The shingles (herpes zoster) jab was linked to a 24 per cent lower risk of any dementia and a 47 per cent lower risk of Alzheimer’s disease.
A joint Italian-Canadian neuroscience review points to a pattern that public health experts say is hard to ignore, suggesting vaccines against common infections may offer long-term protection against the UK’s leading cause of death.
With an ageing population, about two million people are projected to be living with dementia in the UK by 2050.
Prof Sir Andrew Pollard is director of the Oxford Vaccine Group and former chair of the Joint Committee on Vaccination and Immunisation.
He said: “Vaccines for pneumonia, shingles, and influenza in older adults have been shown to reduce the risk of serious infections and hospitalisation caused by these diseases.

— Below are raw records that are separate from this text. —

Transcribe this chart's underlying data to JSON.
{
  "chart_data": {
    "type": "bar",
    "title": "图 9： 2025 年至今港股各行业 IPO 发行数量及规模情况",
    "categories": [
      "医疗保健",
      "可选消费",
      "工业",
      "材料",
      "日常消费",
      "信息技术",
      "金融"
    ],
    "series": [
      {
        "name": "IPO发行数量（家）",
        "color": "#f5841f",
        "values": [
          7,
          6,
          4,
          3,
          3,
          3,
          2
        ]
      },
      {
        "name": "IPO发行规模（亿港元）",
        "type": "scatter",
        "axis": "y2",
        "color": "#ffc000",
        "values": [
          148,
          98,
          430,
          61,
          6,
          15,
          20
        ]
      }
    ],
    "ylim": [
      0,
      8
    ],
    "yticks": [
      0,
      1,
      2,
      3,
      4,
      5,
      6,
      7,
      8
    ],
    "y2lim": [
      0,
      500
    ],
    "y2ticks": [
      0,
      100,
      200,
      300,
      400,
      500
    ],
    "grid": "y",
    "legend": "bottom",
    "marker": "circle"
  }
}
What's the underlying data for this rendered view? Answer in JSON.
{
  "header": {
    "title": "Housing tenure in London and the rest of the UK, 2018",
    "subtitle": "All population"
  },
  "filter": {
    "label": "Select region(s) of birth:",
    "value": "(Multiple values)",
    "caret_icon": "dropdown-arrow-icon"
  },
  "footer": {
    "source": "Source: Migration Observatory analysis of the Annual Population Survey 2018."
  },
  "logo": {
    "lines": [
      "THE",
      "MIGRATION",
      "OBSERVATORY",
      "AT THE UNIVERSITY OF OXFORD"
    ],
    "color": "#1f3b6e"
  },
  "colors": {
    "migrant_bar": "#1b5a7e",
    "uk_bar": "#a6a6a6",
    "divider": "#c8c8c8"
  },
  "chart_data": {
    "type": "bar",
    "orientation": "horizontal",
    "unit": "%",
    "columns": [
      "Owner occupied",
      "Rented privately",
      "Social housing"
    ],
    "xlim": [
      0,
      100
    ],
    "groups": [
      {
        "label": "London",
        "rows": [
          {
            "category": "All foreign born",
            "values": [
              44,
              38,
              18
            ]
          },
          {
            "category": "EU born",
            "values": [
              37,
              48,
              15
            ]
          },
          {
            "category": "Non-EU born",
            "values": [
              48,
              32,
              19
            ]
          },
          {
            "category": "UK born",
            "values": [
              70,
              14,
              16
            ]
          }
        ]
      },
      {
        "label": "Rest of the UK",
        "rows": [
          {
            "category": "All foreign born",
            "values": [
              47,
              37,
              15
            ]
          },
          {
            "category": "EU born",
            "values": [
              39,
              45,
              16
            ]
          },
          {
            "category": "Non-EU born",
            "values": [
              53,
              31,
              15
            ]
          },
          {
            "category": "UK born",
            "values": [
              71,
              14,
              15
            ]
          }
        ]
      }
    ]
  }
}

“But studies in the past few years have raised the intriguing possibility that vaccination could also provide a welcome reduction in the risk of dementia, a disease which places a huge burden on society and the NHS.”
A separate large-scale randomised trial in Wales compared shingles vaccines Zostavax and Shingrix to address the “healthy user effect”, where people who get vaccinated tend to be more health-conscious. As both groups were vaccinated, this helped control for that bias.
The results showed those receiving the newer Shingrix vaccine had a substantially lower risk of developing dementia over subsequent years.
Dr Maxime Taquet, clinical lecturer in psychiatry at Oxford, who led that study, said: “The size and nature of this study makes these findings convincing, and should motivate further research.”